Mereka harus tetap dan selalu tentatif, sementara tautologi adalah disangkal
terbantahkan.
Matematikawan
merasa dipaksa untuk menerima matematika sebagai kebenaran, meskipun dia
sekarang ini kehilangan kepercayaan keharusan logis dan selamanya ditakdirkan
untuk mengakui kemungkinan dibayangkan bahwa kain itu tiba-tiba runtuh dengan mengungkapkan sebuah
kontradiksi-diri. (Polanyi, 1958, halaman 187 dan 189) Doktrin bahwa
pengetahuan matematika merupakan pepatah matematika apriori telah
diartikulasikan dengan berbagai cara selama refleksi tentang matematika . Saya
akan menawarkan gambaran pengetahuan matematika yang menolak apriorism matematika
, alternatif untuk apriorism matematis - empirisme matematika - belum pernah
diberi artikulasi rinci. Saya akan mencoba memberikan catatan hilang.
(Kitcher,
1984, halaman 3-4) Pengetahuan matematikal mirip pengetahuan empiris-yaitu,
kriteria kebenaran dalam matematika seperti halnya dalam fisika adalah
keberhasilan ide-ide kita dalam praktek, dan bahwa pengetahuan matematika yang
dapat diperbaiki dan tidak mutlak.
(Putnam,
1975, halaman 51)Hal ini wajar untukmengajukan tugas baru untuk filsafat
matematika: bukan untuk mencari kebenaran pasti tapi untuk memberikan catatan
pengetahuan matematika seperti apa adanyasempurna, yang dapat diperbaiki,
tentatif dan berkembang, seperti setiap jenis pengetahuan manusia lainnya.
(Hersh, 1979, halaman 43)
Mengapa
tidak jujur mengakui kesalahan matematis, dan mencoba untuk mempertahankan
martabat pengetahuan sempurna dari skeptisisme sinis, daripada menipu diri
sendiri bahwa kita akan bisa memperbaiki tanpa terlihat sobek terbaru dalam
struktur 'utama kami' intuisi. (Lakatos, 1962, halaman l84)
8. Kesimpulan
Penolakan
terhadap absolutisme tidak harus dilihat sebagai pembuangan matematika dari
Taman Eden, dunia kepastian dan kebenaran. 'Kehilangan kepastian' (Kline. 1980)

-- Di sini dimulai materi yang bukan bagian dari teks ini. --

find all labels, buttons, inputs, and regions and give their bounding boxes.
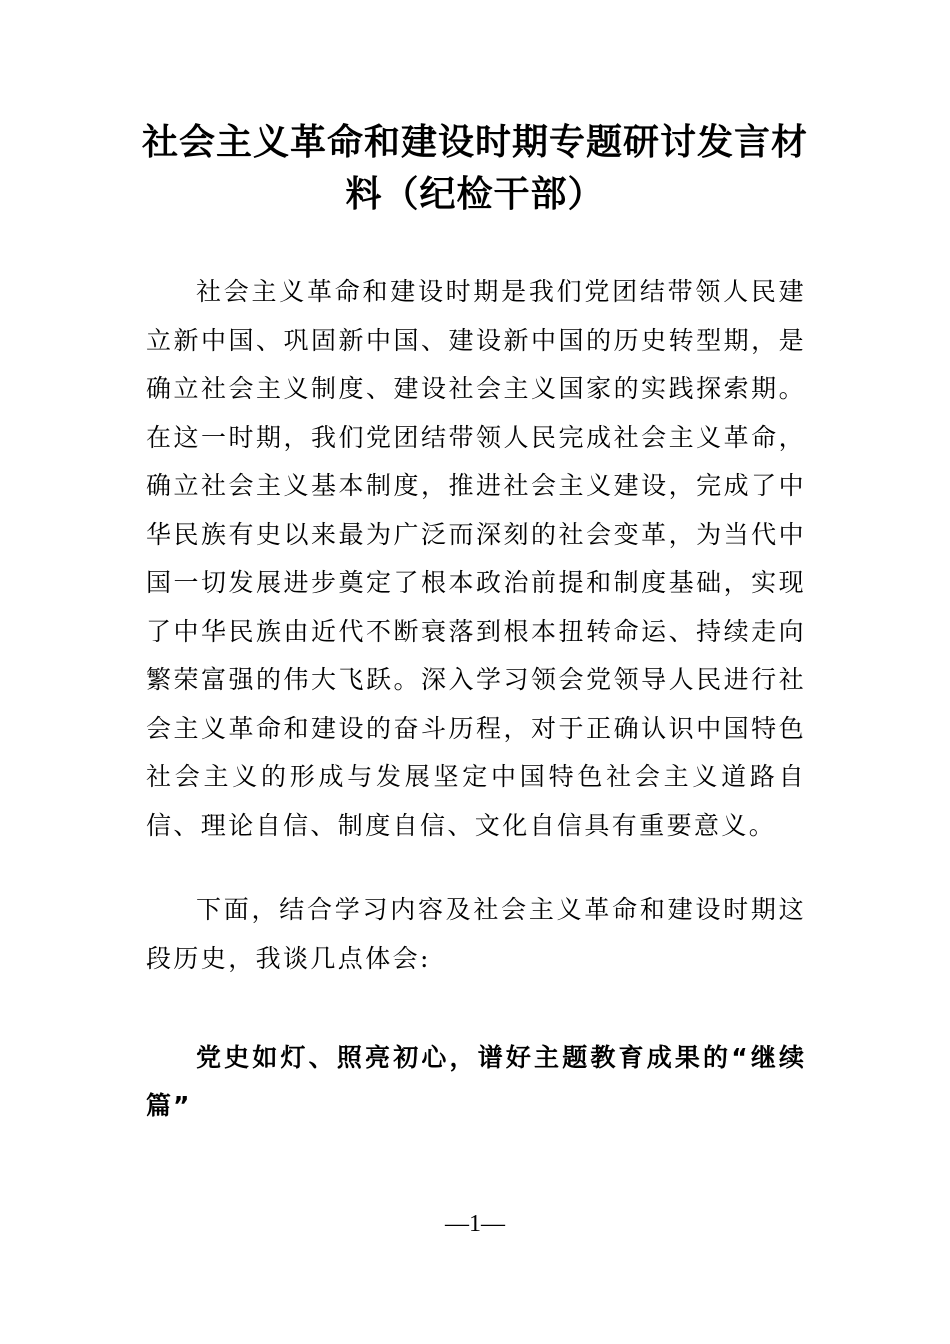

tidak berarti kehilangan pengetahuan. Ada analogi menerangi seperti
perkembangan fisika modern. Teori Relativitas Umum memerlukan pelepasan
absolut, kerangka acuan universal demi sebuah perspektif relativitas.. Dalam
teori Quantum , Prinsip Ketidakpastian Heisenberg berarti bahwa pengertian
pengukuran ditentukan secara tepat posisi dan momentum untuk partikel juga
harus dilepaskan. Tapi apa yang kita lihat di sini tidak kehilangan pengetahuan
tentang frame mutlak dan kepastian. Sebaliknya kita melihat pertumbuhan
pengetahuan, membawa suatu realisasi dari batas dari apa yang dapat diketahui.

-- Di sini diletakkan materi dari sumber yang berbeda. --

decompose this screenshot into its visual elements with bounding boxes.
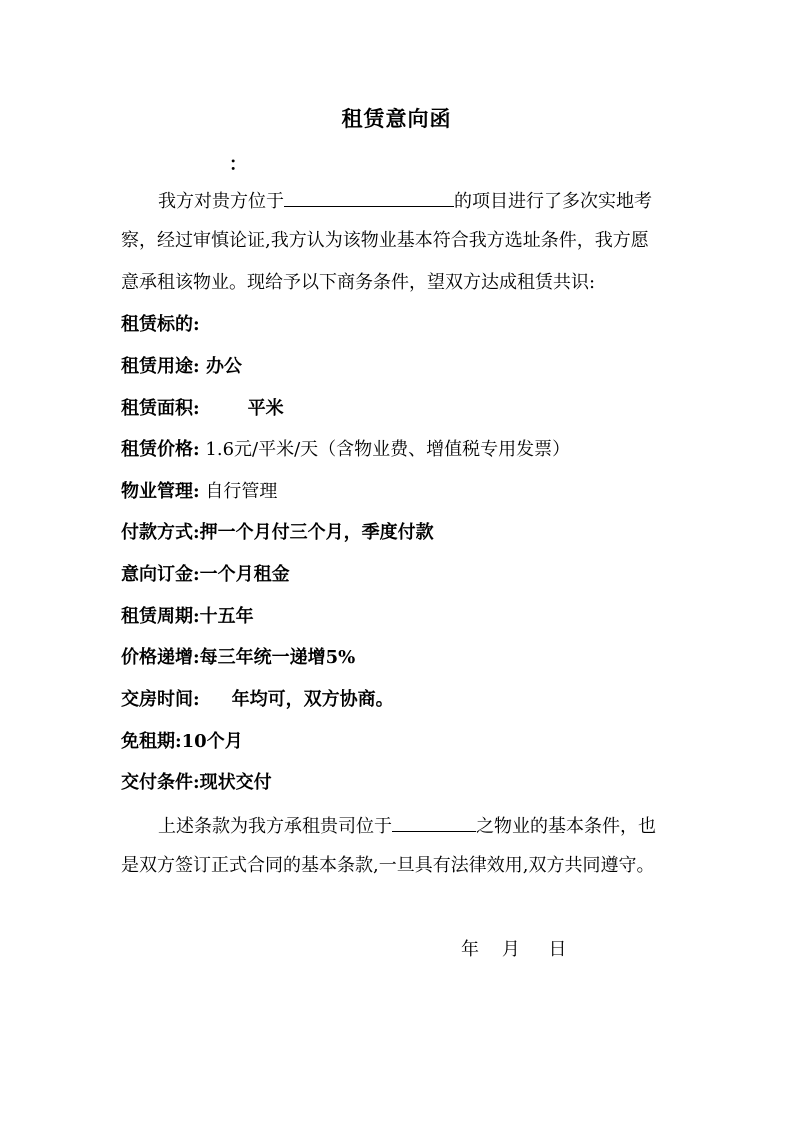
term-area-label: 租赁面积: <box>121 398 200 419</box>
term-use <box>121 355 242 379</box>
term-handover-label: 交房时间: <box>121 689 200 710</box>
term-price-label: 租赁价格: <box>121 439 200 460</box>
intro-line-1 <box>158 188 652 214</box>
term-payment <box>121 521 434 545</box>
term-mgmt <box>121 480 277 504</box>
term-payment-label: 付款方式: <box>121 522 200 543</box>
term-handover <box>121 688 394 712</box>
term-period-value: 十五年 <box>199 606 254 627</box>
term-delivery-value: 现状交付 <box>199 772 272 793</box>
term-delivery <box>121 771 272 795</box>
term-price-value: 1.6元/平米/天（含物业费、增值税专用发票） <box>205 439 571 460</box>
term-target <box>121 313 200 337</box>
closing-line-1-after: 之物业的基本条件，也 <box>476 816 656 837</box>
term-use-label: 租赁用途: <box>121 356 200 377</box>
document-title: 租赁意向函 <box>341 106 452 131</box>
intro-line-3: 意承租该物业。现给予以下商务条件，望双方达成租赁共识: <box>121 272 596 293</box>
salutation: ： <box>229 154 247 175</box>
term-free-rent <box>121 730 243 754</box>
location-blank[interactable] <box>284 188 454 207</box>
term-free-label: 免租期: <box>121 731 182 752</box>
term-handover-value: 年均可，双方协商。 <box>231 689 394 710</box>
term-mgmt-label: 物业管理: <box>121 481 200 502</box>
closing-line-2: 是双方签订正式合同的基本条款,一旦具有法律效用,双方共同遵守。 <box>121 855 655 876</box>
term-deposit <box>121 563 290 587</box>
term-target-label: 租赁标的: <box>121 314 200 335</box>
intro-line-1-before: 我方对贵方位于 <box>158 191 284 212</box>
term-increase-value: 每三年统一递增5% <box>199 647 356 668</box>
term-area-value: 平米 <box>247 398 284 419</box>
term-price <box>121 438 570 462</box>
closing-line-1-before: 上述条款为我方承租贵司位于 <box>158 816 392 837</box>
term-delivery-label: 交付条件: <box>121 772 200 793</box>
term-deposit-label: 意向订金: <box>121 564 200 585</box>
intro-line-2: 察，经过审慎论证,我方认为该物业基本符合我方选址条件，我方愿 <box>121 230 649 251</box>
term-increase-label: 价格递增: <box>121 647 200 668</box>
term-increase <box>121 646 355 670</box>
closing-line-1 <box>158 813 656 839</box>
term-use-value: 办公 <box>205 356 242 377</box>
term-mgmt-value: 自行管理 <box>205 481 278 502</box>
term-period-label: 租赁周期: <box>121 606 200 627</box>
term-deposit-value: 一个月租金 <box>199 564 290 585</box>
term-payment-value: 押一个月付三个月，季度付款 <box>199 522 434 543</box>
intro-line-1-after: 的项目进行了多次实地考 <box>454 191 652 212</box>
term-area <box>121 397 284 421</box>
property-blank[interactable] <box>392 813 476 832</box>
term-period <box>121 605 254 629</box>
date-line: 年 月 日 <box>461 939 567 960</box>
term-free-value: 10个月 <box>181 731 243 752</box>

Relativitas dan Ketidakpastian dalam fisika merupakan kemajuan besar dalam
pengetahuan, kemajuan yang membawa kita untuk membatasi pengetahuan (begitu
lama sebagaiteori yang dipertahankan).
Demikian
juga dalam matematika, pengetahuan kita telah menjadi lebih baik dan kita belajar lebih banyak tentang dasar,
kami telah datang ke realisasi bahwa pandangan absolutis adalah idealisasi
sebuah mitos. Ini merupakan suatu kemajuan dalam pengetahuan, bukan mundur dari
kepastian masa lalu. absolut The Garden of Eden hanyalah surga orang bodoh.